On Gradient Descent and Building Intuition for Optimisation
A clear walkthrough of gradient descent — the algorithm underpinning most of modern machine learning — with emphasis on intuition over notation.
Most introductions to gradient descent jump straight to partial derivatives. This is the wrong starting point. The notation obscures the idea, and the idea is remarkably simple.
The core intuition
You have a function that measures how wrong your model is. You want to make it less wrong. Gradient descent is the systematic way to do that: measure the slope, step downhill, repeat.
The function is your loss surface. The slope is the gradient. The step size is the learning rate. That’s the entire algorithm.
parameters = initialise_randomly()
for step in range(num_steps):
loss = compute_loss(parameters, data)
gradient = compute_gradient(loss, parameters)
parameters = parameters - learning_rate * gradient
Everything else in optimisation — Adam, momentum, learning rate schedules, weight decay — is a refinement of this loop.
Why the learning rate matters disproportionately
The learning rate is a single scalar, yet it has more impact on training dynamics than most architectural choices. Too large and the optimiser diverges, overshooting minima entirely. Too small and convergence takes orders of magnitude longer than necessary.
This is not a theoretical concern. In practice, learning rate selection (or scheduling) is often the difference between a model that trains in hours and one that never converges at all. Adaptive optimisers like Adam partially address this by maintaining per-parameter rates, but the base learning rate still sets the scale.
Local minima are less problematic than commonly taught
The standard pedagogical concern — “what if you land in a local minimum?” — turns out to be less relevant than it appears. In high-dimensional loss landscapes (which is where neural networks operate), strict local minima are rare. Saddle points are far more common, and modern optimisers with momentum handle these reasonably well.
The more practical concern is the quality of the minimum: flat, wide minima tend to generalise better than sharp, narrow ones.

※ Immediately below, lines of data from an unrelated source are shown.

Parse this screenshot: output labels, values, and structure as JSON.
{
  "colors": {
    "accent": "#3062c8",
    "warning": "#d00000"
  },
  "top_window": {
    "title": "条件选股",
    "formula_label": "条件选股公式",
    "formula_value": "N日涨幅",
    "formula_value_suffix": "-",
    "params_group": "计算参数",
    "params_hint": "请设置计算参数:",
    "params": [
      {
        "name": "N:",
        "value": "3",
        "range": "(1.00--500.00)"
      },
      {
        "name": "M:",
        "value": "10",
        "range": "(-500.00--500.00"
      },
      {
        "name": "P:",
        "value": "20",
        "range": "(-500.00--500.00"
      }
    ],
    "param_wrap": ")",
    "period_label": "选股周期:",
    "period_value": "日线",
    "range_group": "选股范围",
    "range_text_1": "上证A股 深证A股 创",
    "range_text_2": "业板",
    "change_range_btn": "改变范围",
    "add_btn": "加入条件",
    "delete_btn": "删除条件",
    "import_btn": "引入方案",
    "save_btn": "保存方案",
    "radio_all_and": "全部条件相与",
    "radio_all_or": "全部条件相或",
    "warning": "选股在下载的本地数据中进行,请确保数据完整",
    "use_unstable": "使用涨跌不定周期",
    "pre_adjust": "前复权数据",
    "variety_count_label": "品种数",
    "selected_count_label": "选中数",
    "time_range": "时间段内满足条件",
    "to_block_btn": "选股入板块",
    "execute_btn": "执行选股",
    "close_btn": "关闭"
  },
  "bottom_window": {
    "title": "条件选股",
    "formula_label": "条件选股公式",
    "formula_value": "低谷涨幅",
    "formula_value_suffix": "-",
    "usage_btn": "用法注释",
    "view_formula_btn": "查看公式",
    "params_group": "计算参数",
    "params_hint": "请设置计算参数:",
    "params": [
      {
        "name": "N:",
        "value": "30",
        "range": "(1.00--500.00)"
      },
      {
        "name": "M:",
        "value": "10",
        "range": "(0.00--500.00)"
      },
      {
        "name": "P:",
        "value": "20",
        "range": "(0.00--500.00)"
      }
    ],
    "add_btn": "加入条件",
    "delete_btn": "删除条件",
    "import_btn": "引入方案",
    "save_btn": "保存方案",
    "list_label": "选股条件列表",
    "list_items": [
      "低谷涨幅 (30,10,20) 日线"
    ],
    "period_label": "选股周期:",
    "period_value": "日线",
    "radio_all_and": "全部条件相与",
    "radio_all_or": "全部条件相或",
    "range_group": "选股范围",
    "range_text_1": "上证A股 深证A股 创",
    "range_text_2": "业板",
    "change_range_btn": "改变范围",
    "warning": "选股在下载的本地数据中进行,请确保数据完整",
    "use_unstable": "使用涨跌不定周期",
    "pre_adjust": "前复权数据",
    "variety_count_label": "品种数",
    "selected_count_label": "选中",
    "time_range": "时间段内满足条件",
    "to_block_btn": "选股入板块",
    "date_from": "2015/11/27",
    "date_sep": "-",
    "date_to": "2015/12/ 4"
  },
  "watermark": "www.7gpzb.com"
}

This is an active area of research, and the relationship between optimiser choice, learning rate, and generalisation remains an open question.
Takeaway
Gradient descent is the foundation. If you’re building intuition for machine learning, understanding this algorithm deeply — not just the formula, but the dynamics of convergence, the role of curvature, the sensitivity to hyperparameters — will pay dividends across everything you study afterward.